Zoe Quinn’s game Depression Quest may have only recently launched on Steam (despite facing extreme harassment during the Steam Greenlight process), but it has been available to play for free on the internet since late 2013, which is when I made my first play through.
Since this game deals with themes of depression, it’s particularly important to note what state of mind I was in when I encountered this game. In December, 2013 I was working at a publishing company that months later would lay off my entire department and outsource it to the Philippines. I actually quit this job before getting purged, because the job, along with a difficult living situation, led to the slow unraveling of my mind. For the first time in my life I actively sought help for my mind…and for the second time in my life was diagnosed with depression.
Prior to my spectacular mental downfall, I played Depression Quest on a whim, to try to sort out out what this whole depression thing was about. On the game’s homepage, the developers share a brief description of the game;
This game aims to show other sufferers of depression that they are not alone in their feelings, and to illustrate to people who may not understand the illness the depths of what it can do to people.
Against a murky grey background, the game begins with a brief description of depression, some useful links for where to find help, and then you begin, immersing yourself in the story of a normal person suffering from depression.
As I made choices about the player character’s life, I made sure to choose the options I knew would be most beneficial for the fictional character. I may not have sought help for my moods in the past, but I intellectually knew what steps one was supposed to take to treat mental disorders. I forced the player character to attempt social interaction, even though I knew she probably didn’t want to go, I forced the player character to be honest with her significant other and family about the severity of feelings she was experiencing. I even force her to seek therapy, and start taking anti-depressants, all steps I had never taken but logically knew would improve the player character’s (and my own) life.

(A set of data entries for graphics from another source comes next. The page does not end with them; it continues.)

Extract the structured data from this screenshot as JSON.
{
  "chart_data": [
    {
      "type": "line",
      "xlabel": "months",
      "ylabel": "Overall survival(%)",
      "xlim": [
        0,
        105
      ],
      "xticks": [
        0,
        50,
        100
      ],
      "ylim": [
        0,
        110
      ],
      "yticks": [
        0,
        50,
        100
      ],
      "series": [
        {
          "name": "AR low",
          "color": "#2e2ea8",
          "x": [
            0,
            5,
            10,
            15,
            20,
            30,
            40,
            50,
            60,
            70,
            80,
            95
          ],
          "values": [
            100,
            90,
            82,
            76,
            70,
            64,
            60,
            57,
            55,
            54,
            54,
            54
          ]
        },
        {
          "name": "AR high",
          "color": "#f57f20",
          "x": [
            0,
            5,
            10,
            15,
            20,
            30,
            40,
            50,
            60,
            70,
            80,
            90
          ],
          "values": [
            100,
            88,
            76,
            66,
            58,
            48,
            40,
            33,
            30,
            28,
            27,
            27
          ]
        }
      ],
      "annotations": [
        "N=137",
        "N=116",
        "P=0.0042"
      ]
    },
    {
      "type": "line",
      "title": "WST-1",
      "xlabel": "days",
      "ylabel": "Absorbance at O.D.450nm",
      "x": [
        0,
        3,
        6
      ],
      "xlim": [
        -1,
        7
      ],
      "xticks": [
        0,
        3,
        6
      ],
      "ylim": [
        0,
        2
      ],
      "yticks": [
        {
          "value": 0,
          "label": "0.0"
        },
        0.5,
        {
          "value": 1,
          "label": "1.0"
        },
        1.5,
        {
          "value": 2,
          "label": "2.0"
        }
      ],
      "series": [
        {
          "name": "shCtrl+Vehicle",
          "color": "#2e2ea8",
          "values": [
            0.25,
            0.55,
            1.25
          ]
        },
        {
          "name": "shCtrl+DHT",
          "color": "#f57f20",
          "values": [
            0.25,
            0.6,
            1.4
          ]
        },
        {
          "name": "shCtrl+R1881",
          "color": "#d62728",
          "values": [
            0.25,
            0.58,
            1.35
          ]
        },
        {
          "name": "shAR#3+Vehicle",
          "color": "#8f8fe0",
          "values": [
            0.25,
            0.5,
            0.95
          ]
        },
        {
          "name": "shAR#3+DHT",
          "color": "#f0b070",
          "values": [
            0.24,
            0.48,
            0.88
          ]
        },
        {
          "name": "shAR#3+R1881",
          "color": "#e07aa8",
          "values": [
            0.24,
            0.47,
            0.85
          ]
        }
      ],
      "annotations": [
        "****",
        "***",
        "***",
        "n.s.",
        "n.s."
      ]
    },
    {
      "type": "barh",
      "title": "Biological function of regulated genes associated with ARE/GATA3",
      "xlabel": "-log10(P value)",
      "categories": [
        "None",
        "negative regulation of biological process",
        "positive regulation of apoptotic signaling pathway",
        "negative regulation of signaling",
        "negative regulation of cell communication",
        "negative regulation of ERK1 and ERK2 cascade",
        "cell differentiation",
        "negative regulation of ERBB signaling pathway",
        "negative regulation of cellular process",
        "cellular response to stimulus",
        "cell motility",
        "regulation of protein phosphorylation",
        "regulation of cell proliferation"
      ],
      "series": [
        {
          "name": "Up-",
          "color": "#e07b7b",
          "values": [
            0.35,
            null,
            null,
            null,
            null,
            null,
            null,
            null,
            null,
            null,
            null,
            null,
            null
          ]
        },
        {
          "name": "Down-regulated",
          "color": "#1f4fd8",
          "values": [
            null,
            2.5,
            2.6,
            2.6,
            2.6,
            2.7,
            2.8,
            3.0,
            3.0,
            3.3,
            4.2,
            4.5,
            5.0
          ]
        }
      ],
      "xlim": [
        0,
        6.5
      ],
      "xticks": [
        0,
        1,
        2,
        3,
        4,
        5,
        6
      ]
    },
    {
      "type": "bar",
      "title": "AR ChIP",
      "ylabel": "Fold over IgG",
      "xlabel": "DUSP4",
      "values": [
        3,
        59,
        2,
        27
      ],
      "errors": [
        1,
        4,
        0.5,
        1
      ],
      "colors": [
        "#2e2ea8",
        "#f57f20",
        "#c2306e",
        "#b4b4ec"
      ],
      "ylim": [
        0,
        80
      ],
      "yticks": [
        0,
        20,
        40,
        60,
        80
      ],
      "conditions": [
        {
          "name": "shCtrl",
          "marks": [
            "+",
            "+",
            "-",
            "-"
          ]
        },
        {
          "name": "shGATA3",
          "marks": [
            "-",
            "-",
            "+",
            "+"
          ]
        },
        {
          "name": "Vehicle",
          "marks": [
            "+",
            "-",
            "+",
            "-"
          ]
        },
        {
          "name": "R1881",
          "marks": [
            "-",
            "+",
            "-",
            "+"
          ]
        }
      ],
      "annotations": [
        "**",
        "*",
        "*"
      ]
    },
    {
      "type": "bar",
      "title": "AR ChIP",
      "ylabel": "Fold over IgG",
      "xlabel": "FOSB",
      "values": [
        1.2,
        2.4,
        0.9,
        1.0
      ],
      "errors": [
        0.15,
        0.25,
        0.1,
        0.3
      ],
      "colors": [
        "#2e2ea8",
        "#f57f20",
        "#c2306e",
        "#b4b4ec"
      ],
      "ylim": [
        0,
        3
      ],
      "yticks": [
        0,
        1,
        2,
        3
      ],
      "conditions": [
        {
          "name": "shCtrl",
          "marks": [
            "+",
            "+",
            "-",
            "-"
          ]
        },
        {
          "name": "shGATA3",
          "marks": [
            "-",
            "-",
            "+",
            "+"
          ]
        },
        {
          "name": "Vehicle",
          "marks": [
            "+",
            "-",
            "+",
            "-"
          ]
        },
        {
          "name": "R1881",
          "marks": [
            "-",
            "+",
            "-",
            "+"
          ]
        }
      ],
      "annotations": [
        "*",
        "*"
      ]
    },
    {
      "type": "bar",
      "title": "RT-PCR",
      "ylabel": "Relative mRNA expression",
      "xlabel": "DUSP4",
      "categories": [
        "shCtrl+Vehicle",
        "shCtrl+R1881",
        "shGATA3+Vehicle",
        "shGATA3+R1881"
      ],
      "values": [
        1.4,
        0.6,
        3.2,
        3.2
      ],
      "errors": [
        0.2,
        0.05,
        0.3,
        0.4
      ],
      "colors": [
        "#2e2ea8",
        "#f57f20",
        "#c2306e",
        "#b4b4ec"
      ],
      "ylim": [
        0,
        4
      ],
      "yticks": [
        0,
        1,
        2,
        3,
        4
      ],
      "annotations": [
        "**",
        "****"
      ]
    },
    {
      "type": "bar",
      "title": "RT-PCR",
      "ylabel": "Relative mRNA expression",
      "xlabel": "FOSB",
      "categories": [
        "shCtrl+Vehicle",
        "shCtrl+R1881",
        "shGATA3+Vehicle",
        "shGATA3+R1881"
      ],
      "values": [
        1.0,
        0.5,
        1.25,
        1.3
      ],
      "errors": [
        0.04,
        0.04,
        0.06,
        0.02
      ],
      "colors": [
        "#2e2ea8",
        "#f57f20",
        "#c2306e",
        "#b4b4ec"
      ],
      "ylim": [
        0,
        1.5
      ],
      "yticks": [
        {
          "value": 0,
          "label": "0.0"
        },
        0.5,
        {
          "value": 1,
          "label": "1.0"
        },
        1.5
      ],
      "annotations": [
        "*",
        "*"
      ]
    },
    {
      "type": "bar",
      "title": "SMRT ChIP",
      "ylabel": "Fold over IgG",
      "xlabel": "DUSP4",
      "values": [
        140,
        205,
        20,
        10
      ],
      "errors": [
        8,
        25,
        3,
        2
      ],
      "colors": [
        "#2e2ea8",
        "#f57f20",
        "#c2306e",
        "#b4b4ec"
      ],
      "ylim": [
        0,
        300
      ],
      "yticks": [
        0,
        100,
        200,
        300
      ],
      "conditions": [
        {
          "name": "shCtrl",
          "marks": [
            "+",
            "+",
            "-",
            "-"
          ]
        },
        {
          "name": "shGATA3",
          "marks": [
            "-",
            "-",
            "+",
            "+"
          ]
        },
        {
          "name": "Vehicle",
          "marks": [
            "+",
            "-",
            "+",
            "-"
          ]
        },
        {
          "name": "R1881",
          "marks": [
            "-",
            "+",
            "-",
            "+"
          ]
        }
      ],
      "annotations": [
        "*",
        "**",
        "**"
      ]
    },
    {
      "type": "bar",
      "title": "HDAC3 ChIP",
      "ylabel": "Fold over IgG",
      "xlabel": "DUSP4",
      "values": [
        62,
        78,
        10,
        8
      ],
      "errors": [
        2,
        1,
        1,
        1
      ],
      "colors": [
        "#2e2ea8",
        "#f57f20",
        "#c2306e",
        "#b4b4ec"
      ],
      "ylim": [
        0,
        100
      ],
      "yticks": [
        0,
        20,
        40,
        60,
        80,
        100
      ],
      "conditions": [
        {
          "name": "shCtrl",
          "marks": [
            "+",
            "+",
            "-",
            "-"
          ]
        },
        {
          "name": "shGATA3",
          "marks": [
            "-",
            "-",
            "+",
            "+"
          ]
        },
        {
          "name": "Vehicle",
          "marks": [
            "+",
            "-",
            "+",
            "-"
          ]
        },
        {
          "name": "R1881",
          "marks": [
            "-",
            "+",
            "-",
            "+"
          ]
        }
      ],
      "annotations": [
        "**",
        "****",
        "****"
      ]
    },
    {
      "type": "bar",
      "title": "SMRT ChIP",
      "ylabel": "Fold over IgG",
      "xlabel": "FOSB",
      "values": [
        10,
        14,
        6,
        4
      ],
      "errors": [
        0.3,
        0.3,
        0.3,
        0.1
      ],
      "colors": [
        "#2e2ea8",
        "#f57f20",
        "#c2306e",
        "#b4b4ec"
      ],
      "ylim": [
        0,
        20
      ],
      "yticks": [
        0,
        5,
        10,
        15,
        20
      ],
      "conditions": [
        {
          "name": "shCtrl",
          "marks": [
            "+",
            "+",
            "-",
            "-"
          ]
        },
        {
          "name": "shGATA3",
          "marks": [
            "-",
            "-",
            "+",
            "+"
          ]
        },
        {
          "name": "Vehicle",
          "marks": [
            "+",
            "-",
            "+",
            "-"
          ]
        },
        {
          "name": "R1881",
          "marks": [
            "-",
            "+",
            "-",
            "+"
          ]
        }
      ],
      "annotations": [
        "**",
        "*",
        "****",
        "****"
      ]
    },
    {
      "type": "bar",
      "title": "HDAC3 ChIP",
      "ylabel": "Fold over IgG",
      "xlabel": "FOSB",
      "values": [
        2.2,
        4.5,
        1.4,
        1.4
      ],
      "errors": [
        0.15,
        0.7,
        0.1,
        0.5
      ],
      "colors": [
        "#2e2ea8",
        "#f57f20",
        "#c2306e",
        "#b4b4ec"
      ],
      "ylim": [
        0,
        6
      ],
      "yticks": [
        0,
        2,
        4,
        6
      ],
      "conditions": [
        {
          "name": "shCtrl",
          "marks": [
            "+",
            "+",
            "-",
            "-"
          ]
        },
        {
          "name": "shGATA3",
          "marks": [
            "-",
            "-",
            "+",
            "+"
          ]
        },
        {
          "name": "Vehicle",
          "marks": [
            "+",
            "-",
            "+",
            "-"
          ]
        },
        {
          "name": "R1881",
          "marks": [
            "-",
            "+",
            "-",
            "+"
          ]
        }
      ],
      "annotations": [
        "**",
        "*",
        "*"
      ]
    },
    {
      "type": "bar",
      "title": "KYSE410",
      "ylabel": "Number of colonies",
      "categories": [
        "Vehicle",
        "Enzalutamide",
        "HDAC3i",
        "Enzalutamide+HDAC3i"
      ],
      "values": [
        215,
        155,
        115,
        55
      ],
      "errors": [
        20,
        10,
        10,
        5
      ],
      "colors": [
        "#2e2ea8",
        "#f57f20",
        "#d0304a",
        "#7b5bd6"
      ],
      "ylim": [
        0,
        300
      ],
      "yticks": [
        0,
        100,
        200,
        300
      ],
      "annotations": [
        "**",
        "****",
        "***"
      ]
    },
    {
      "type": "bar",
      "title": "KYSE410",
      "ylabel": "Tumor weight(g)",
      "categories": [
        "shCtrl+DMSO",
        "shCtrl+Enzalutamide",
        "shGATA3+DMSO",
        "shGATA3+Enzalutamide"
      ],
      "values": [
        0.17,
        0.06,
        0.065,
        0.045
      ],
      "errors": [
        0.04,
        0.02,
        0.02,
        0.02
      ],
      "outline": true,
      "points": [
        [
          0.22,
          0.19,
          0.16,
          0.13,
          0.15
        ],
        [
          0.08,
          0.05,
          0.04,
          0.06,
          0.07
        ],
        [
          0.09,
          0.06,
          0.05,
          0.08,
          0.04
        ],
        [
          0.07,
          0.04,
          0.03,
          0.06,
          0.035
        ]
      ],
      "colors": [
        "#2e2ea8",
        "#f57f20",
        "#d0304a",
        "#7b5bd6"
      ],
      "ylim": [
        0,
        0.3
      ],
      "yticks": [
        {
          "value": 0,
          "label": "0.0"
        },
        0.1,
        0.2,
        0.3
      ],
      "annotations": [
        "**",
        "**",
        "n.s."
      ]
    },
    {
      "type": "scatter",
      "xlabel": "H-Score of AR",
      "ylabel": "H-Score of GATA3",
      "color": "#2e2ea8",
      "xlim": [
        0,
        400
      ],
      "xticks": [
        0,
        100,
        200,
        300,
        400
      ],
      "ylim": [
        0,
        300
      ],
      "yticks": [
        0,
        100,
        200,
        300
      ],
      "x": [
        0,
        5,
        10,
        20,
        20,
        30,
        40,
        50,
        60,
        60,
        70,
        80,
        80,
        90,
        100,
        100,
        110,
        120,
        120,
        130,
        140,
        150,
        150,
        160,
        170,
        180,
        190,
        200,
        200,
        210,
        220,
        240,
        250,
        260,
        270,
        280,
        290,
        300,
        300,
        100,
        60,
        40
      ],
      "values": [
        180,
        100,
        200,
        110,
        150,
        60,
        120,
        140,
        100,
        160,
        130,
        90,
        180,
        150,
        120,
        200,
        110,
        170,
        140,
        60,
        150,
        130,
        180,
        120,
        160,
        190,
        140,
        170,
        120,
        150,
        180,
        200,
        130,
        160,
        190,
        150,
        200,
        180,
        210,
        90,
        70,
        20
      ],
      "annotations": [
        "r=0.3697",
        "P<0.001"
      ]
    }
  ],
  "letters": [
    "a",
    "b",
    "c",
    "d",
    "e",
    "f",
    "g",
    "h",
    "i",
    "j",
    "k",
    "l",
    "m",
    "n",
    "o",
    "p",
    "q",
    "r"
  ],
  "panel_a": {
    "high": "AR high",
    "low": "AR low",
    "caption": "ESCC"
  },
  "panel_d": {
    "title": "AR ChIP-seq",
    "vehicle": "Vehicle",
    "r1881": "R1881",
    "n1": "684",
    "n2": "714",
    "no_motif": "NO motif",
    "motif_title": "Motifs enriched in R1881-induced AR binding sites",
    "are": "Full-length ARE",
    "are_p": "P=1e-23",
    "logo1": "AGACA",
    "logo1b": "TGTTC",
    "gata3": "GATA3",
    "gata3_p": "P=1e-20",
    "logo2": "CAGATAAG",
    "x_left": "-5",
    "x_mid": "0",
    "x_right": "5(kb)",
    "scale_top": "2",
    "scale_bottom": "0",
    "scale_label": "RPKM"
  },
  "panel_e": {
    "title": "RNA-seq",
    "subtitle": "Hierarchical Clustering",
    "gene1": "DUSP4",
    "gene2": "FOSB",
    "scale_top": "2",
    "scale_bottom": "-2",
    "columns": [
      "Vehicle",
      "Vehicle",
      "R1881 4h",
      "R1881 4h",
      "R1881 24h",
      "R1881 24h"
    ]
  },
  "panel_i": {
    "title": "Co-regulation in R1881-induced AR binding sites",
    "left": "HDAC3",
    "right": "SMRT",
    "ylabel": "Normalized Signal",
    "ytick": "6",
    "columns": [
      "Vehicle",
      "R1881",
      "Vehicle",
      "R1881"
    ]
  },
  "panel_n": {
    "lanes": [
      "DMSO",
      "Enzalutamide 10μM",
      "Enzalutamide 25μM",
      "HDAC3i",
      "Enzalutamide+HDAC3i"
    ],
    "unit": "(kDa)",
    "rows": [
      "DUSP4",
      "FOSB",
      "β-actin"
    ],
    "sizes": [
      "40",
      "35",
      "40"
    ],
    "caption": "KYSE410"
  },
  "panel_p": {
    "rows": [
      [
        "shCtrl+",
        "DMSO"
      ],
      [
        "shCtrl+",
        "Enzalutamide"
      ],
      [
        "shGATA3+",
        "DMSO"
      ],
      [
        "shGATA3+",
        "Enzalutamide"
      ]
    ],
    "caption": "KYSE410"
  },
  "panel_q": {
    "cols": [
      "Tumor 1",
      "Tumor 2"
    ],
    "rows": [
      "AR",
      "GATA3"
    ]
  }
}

Things seem to get slightly better for the character. By the end of the game, she’s still not able to use options that might be available to a non-depressed person (one of the brilliant bit of the game is having the options available for the player to read, but unable for them to implement) but through openness, honestly, and a willing to accept and seek help the player character’s life has significantly improved.
Unfortunately, as my own personal story attests to, even those options aren’t always available to someone in a deep depression, and the game shows the darker side of the disease as well. Playing more truthfully to my own emotional state, I gradually made the player character’s life much worse, shutting off the majority of her options and letting the majority of her relationships completely deteriorate.
Depression Quest‘s ability to portray the ups and downs of depression are both its best and worst elements. The game is able to depict the best and worst case scenarios of the mental disease without being able to demonstrate the realm of nuances in between. As an introduction to depression, for those suffering from it and those looking to understand it better, the game functions very well. But for those seeking a deeper understanding can only begin to scratch the surface.
Still, when I finally broke down and sought help for my own problems, I was appreciative that I had already gone through a simulation of the process. Depression may be a different beast for everyone that suffers from it, but some days it’s legitimately nice to know you aren’t the only one.